Reader may have been wondering where the album title comes from. Collie has an interest in astronomy and the title “384,400” refers to the distance in kilometres from the Earth to the Moon. The “Reminiscent” album includes the composition “Hubble 30”, written in 2020 to celebrate the 30th anniversary of the famous telescope. A band version of that tune was performed by the Panoply Trio at Brecon in 2022.
In keeping with the lunar theme “384,400” commences with Collie playing solo piano and performing the theme from Claude Debussy’s “Clair de Lune” in a rubato style. He subsequently uses Debussy’s theme as the starting point for the contrafact that becomes “384,400”, as he changes the time and key signatures, adds jazzier chords and a newly composed melody. The essential beauty remains in a ballad like arrangement that sees Manzin adopting a softer tone on tenor and Collie delivering some of his most lyrical playing at the piano. Carrasco largely plays with brushes and delivers a subtle and nuanced performance behind the kit. Lenner-Webster is featured for the first time with a melodic bass solo.
Written at the appropriate time of year “Solstice D’Ete” continues the astronomical theme. Melody and lyricism are again key components in a piece that embraces a suitably sunny and summery feel. Lenner-Webster takes the first solo on bass, a nimble offering followed by Manzin’s more expansive and probing tenor sax soloing. Collie follows on piano, before Manzin returns once more.
“Brecon Blues” was written by Collie to commemorate his involvement with the 2020 Brecon Jazz Festival. Naturally it was then played by the Panoply Trio at the 2022 Festival. A genuine blues the tune lends itself well to the quartet format, with the impressive Manzin delivering the first solo. Collie produces his most rumbustious soloing of the set, propelled by the busy rhythm section. Both Lenner- Webster and Carrasco are then featured as soloists on one of the album’s most dynamic and energetic pieces.
“August” is a companion piece to “Brecon Blues”, named for the month in which the Brecon Jazz Festival takes place, while also referencing Collie’s own birth date of August 22nd.

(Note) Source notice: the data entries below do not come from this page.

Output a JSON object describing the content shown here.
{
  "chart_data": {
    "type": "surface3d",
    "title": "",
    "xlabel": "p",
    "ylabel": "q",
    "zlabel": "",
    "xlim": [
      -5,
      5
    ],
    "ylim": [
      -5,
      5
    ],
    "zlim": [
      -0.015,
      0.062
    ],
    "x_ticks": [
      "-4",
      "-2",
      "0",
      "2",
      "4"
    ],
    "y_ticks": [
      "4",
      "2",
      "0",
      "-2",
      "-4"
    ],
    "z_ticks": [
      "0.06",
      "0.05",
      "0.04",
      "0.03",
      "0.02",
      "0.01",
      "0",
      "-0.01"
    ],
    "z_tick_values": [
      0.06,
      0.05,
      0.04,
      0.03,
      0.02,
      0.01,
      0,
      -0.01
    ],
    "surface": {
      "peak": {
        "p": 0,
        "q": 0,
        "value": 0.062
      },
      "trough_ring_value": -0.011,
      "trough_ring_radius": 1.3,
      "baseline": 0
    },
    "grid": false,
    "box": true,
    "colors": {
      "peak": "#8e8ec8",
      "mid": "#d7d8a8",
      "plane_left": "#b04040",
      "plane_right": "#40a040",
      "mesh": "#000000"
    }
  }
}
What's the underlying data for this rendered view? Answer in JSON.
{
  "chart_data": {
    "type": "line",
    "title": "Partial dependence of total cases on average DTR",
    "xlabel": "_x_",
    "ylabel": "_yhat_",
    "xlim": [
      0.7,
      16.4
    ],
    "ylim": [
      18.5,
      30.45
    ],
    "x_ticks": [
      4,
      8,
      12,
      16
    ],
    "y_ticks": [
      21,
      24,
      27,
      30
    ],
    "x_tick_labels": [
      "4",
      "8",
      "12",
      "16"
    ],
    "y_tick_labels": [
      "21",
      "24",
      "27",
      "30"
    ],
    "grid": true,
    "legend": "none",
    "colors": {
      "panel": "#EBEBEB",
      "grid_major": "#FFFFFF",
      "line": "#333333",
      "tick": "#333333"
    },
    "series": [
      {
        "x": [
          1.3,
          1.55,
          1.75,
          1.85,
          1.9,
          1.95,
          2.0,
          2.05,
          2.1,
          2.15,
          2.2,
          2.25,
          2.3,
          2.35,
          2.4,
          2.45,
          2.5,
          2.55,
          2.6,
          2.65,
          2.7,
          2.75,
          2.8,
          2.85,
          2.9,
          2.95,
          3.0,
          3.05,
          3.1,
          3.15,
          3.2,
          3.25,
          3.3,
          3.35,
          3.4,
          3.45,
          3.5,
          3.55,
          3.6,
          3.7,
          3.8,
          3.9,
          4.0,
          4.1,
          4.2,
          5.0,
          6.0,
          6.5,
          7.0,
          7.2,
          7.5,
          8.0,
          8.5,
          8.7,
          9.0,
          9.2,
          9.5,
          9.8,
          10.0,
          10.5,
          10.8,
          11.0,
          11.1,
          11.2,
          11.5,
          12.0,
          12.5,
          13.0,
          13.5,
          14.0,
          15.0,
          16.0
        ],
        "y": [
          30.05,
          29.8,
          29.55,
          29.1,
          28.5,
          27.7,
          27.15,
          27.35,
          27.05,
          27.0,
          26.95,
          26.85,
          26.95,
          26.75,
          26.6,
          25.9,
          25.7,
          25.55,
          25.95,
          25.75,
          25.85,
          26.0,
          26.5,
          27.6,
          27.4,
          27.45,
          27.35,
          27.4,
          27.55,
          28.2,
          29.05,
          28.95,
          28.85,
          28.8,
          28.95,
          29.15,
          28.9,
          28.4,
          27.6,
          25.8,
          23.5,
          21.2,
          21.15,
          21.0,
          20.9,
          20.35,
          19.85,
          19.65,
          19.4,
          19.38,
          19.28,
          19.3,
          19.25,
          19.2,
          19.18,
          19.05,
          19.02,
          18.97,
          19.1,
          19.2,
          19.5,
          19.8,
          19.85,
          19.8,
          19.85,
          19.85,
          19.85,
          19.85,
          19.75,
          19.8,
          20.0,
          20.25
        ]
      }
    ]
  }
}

Like its companion it has a celebratory feel and is an upbeat Latin inflected number that includes solos from the composer on piano and Manzin on tenor. A solo piano version of this composition graces the “Reminiscent” album.
The album concludes with a thoughtful and lyrical solo piano performance of Michel Legrand’s “What Are You Doing The Rest Of Your Life?”, a neat link to the earlier “Reminiscent” release.
Although not quite as distinctive as the solo piano recording “384,400” represents another very worthwhile release from Collie. Once again he demonstrates his abilities as a composer with a set of highly melodic themes that represent good vehicles for the soloists, particularly Collie and the impressive Manzin. Lenner-Webster and Carrasco represent a flexible and intelligent rhythm team and their playing is right on the money throughout, offering excellent support to the frontline soloists whilst also making the most of their own opportunities.
Having enjoyed seeing Collie performing as the leader of a piano trio I’d welcome the opportunity of seeing him leading this excellent quartet.